RONALD D. VETETO, Plaintiff
v.
H.G. MILLER, ET AL., Defendants


CONABOY


The opinion of the court was delivered by: RICHARD P. CONABOY

This is a Bivens-type *fn1" civil rights action filed by Ronald D. Veteto, an inmate at the Federal Correctional Institution at Bradford, Pennsylvania ("McKean"). Veteto filed the complaint while he was incarcerated at the United States penitentiary at Lewisburg, Pennsylvania ("Lewisburg"), alleging principally that Lewisburg prison officials conspired to deny him an effective means of access to the courts while he was confined in the Lewisburg administrative detention unit for several months in 1985. The defendants are former Lewisburg Warden Harold G. Miller "and other named unidentified employees of the U.S. Bureau of Prisons."

 Procedural History

 This case has a lengthy procedural history, much of which is relevant to today's decision. Veteto filed the original complaint, styled as a "Complaint -- Mandamus, Petition for Writ of Habeas Corpus", on July 11, 1985, naming then Lewisburg Warden Miller and other "John Doe" employees of the Federal Bureau of Prisons as defendants. Veteto claimed he was denied access to the courts by having writing materials, stationary and stamps withheld, as well as insufficient access to the prison law library during his stay in the Lewisburg administrative detention unit. Veteto also claimed he was denied meals, clean clothes, showers and recreation periods specifically prescribed by federal regulations and established Bureau of Prisons policy. He sought declaratory and injunctive relief, as well as money damages.

 The court dismissed the case as frivolous on July 30, 1985 under 28 U.S.C. § 1915(d) because the complaint indicated that Veteto had not pursued an administrative resolution to the allegations in the complaint before seeking relief in the district court. *fn2" The Third Circuit subsequently vacated the order of dismissal, ruling it was error to dismiss the complaint on exhaustion grounds without service, answer, or a preliminary hearing on the exhaustion question. Veteto v. Miller, 794 F.2d 98, 100 (3d Cir. 1986). The cause was remanded "to enable the plaintiff, if so minded, to amend his complaint so as to supply more specific facts on this subject and to enable the court to hold a preliminary hearing, if needed," to establish facts relevant to the exhaustion question. Id.

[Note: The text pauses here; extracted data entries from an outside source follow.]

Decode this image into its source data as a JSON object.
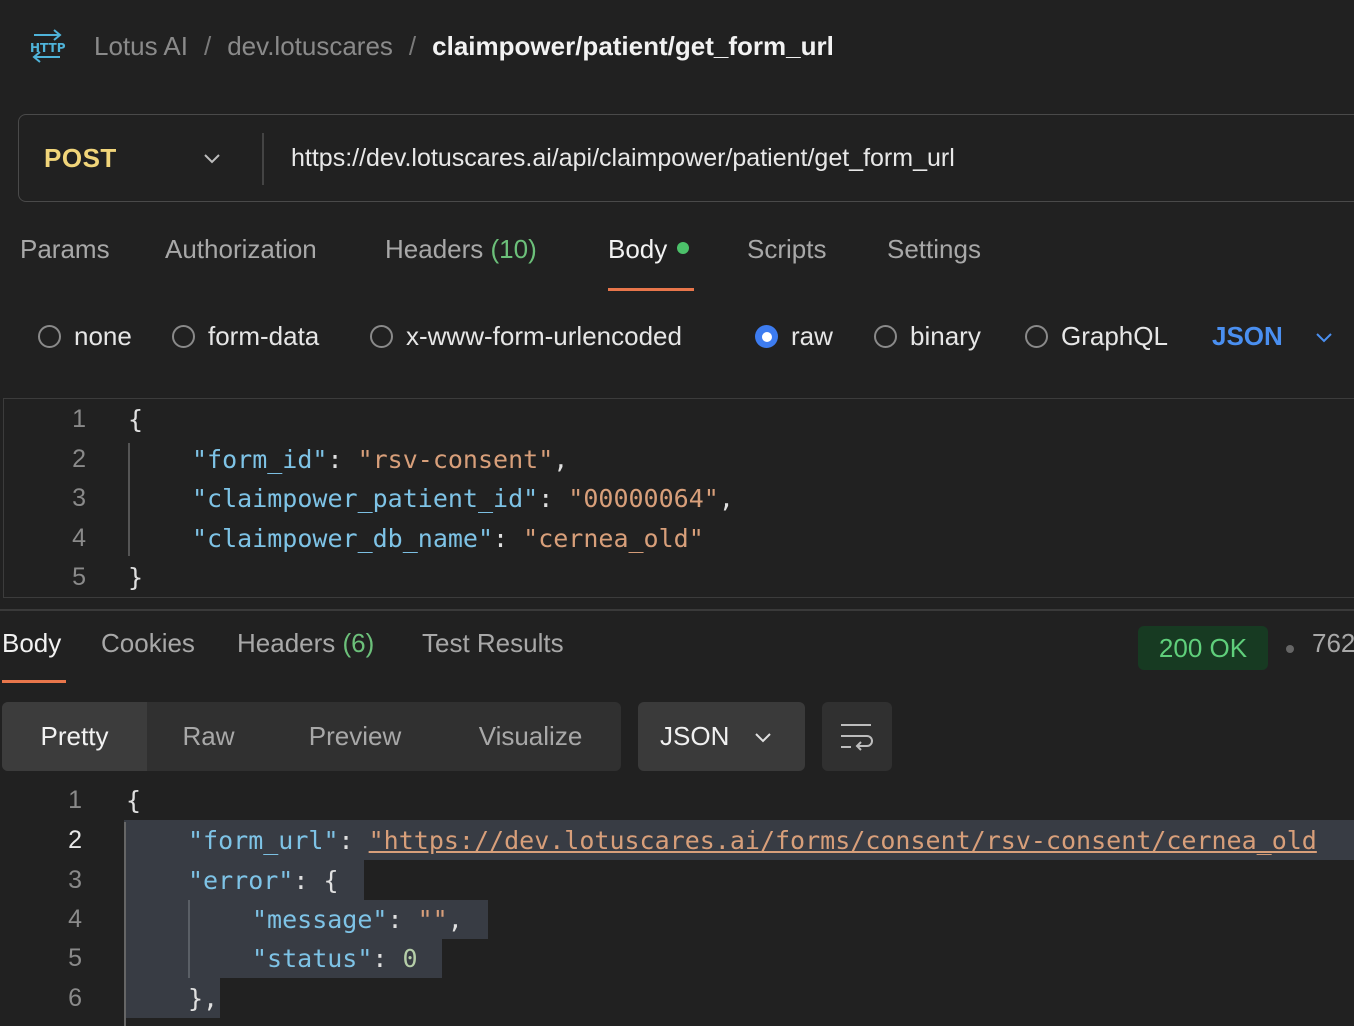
{
  "breadcrumb": {
    "icon": "http-icon",
    "items": [
      "Lotus AI",
      "dev.lotuscares"
    ],
    "separator": "/",
    "current": "claimpower/patient/get_form_url"
  },
  "request": {
    "method": "POST",
    "url": "https://dev.lotuscares.ai/api/claimpower/patient/get_form_url"
  },
  "tabs": {
    "params": "Params",
    "authorization": "Authorization",
    "headers": "Headers",
    "headers_count": "(10)",
    "body": "Body",
    "scripts": "Scripts",
    "settings": "Settings"
  },
  "body_types": {
    "none": "none",
    "form_data": "form-data",
    "urlencoded": "x-www-form-urlencoded",
    "raw": "raw",
    "binary": "binary",
    "graphql": "GraphQL",
    "selected": "raw",
    "language": "JSON"
  },
  "request_body": {
    "line_numbers": [
      "1",
      "2",
      "3",
      "4",
      "5"
    ],
    "open_brace": "{",
    "close_brace": "}",
    "fields": [
      {
        "key": "\"form_id\"",
        "value": "\"rsv-consent\"",
        "trail": ","
      },
      {
        "key": "\"claimpower_patient_id\"",
        "value": "\"00000064\"",
        "trail": ","
      },
      {
        "key": "\"claimpower_db_name\"",
        "value": "\"cernea_old\"",
        "trail": ""
      }
    ]
  },
  "response": {
    "tabs": {
      "body": "Body",
      "cookies": "Cookies",
      "headers": "Headers",
      "headers_count": "(6)",
      "test_results": "Test Results"
    },
    "status": "200 OK",
    "size_partial": "762",
    "views": {
      "pretty": "Pretty",
      "raw": "Raw",
      "preview": "Preview",
      "visualize": "Visualize"
    },
    "format": "JSON",
    "line_numbers": [
      "1",
      "2",
      "3",
      "4",
      "5",
      "6"
    ],
    "lines": {
      "l1": "{",
      "form_url_key": "\"form_url\"",
      "form_url_value": "\"https://dev.lotuscares.ai/forms/consent/rsv-consent/cernea_old",
      "error_key": "\"error\"",
      "error_open": "{",
      "message_key": "\"message\"",
      "message_value": "\"\"",
      "status_key": "\"status\"",
      "status_value": "0",
      "error_close": "},"
    }
  },
  "colors": {
    "background": "#212121",
    "method": "#f1d57a",
    "accent_tab": "#e8764b",
    "status_ok": "#5fcf7b",
    "radio_selected": "#3d7cf0",
    "json_key": "#7ec3e6",
    "json_string": "#d89f7a"
  }
}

 Upon remand, Veteto ignored two orders directing him to file an amended complaint demonstrating that he had exhausted administrative remedies and the court dismissed the case without prejudice on September 30, 1986. Almost two months later, Veteto filed a motion to reinstate the case, arguing that no effective administrative remedies remained available to him because the incidents complained of had occurred over a year ago and any administrative appeals would be dismissed as untimely as a matter of course. In an order dated November 21, 1986, the court granted Veteto's motion and ordered him to file an amended complaint complete in all respects.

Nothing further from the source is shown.